Do you ever get that muddled feeling deep in your core and wonder, "How the heck did this happen?" No, I'm not talking about indigestion. You know what I mean; you have added so many things into your life that you begin to forget why you added the X, Y, and Z in the first place.

I am there. 

My friend, I know you feel that muddled pit in your stomach too. Let me tell you, you are not alone. 

It's time to get back to the basics. 

Discover the true joys in life that nourish you, heal you, fuel you...forward. 

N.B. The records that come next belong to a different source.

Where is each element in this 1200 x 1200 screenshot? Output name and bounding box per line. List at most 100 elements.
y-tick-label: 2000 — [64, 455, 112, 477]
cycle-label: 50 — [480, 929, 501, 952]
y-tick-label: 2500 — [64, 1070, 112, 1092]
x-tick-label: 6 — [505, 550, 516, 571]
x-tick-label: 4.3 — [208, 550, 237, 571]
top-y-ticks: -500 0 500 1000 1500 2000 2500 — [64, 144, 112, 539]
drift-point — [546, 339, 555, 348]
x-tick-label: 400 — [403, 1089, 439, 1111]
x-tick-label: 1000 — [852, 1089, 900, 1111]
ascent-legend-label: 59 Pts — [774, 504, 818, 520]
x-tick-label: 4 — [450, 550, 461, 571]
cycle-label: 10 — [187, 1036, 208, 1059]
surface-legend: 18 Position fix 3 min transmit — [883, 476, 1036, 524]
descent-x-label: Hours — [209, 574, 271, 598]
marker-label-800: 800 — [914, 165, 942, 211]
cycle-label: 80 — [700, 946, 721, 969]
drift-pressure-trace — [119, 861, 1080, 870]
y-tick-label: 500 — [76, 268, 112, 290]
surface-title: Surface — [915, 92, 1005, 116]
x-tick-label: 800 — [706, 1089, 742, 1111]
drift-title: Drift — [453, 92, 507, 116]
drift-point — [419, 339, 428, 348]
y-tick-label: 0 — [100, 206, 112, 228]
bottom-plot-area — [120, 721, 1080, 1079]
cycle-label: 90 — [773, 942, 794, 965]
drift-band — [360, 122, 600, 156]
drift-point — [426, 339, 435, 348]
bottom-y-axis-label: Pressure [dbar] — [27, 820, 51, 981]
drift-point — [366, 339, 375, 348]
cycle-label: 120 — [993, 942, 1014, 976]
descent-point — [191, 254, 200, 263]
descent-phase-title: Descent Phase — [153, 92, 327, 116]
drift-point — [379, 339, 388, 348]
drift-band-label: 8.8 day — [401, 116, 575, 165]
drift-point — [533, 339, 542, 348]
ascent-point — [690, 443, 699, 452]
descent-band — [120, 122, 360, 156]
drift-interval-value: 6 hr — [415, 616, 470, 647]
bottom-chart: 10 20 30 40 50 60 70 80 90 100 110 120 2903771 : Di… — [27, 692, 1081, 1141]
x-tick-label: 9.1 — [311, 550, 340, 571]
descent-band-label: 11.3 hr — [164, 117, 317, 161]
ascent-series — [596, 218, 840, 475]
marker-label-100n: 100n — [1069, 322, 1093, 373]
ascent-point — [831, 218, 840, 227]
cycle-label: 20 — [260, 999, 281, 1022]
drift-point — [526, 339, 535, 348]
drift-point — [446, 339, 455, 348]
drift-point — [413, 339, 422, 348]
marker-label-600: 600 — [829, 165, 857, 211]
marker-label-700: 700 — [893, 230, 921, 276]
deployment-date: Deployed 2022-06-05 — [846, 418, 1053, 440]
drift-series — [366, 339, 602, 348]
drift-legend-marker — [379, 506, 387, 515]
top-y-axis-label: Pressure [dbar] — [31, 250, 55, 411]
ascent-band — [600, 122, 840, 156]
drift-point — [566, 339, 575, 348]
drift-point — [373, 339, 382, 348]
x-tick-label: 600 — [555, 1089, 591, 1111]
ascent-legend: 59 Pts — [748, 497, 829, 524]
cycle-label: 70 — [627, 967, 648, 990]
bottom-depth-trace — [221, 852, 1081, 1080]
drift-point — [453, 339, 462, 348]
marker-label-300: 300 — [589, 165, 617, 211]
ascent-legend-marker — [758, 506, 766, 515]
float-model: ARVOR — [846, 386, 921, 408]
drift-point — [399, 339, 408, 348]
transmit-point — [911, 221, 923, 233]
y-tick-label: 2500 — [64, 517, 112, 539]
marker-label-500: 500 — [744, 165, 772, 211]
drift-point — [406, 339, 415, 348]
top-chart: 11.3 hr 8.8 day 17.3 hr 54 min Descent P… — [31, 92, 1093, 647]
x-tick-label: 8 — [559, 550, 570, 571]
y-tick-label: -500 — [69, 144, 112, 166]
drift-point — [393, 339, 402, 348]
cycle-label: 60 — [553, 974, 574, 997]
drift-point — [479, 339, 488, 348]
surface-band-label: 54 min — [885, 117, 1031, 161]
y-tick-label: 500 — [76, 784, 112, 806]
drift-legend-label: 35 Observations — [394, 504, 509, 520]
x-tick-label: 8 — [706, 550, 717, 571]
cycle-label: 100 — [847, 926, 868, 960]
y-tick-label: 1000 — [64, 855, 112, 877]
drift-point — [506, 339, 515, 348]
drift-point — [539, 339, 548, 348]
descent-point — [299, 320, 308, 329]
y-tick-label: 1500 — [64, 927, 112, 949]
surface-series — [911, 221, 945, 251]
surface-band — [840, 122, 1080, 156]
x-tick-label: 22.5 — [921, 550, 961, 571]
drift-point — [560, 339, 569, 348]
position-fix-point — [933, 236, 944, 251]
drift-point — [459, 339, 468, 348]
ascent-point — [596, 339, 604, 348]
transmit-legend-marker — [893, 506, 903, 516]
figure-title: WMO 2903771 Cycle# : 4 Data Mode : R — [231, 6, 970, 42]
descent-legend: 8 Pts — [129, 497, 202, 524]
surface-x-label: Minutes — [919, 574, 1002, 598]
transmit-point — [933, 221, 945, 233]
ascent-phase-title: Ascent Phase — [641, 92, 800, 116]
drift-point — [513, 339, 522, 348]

Holding onto the past, no matter what it is: a toxic relationship, unsatisfying job, health issues isn't going to move you forward. Sure, you can take care of everyone else instead of yourself to avoid what's really going on and I've been there too. In the end all you feel is stressed out, burned out and so far from the person you once were or thought you were aiming to be in the process. For me personally, it's led to some challenges with my health in the form of autoimmune disease and inflammation (more on those later) that has me saying, "Um, no, you are NOT welcome here; it's time to get ME back." 

This blog is for me as much as it is for you. I have spent some time wondering what my purpose is and I am determined to blog and keep this journal as evidence of He who is going before me to do the work. 

One step at a time, I'm focusing on fueling forward.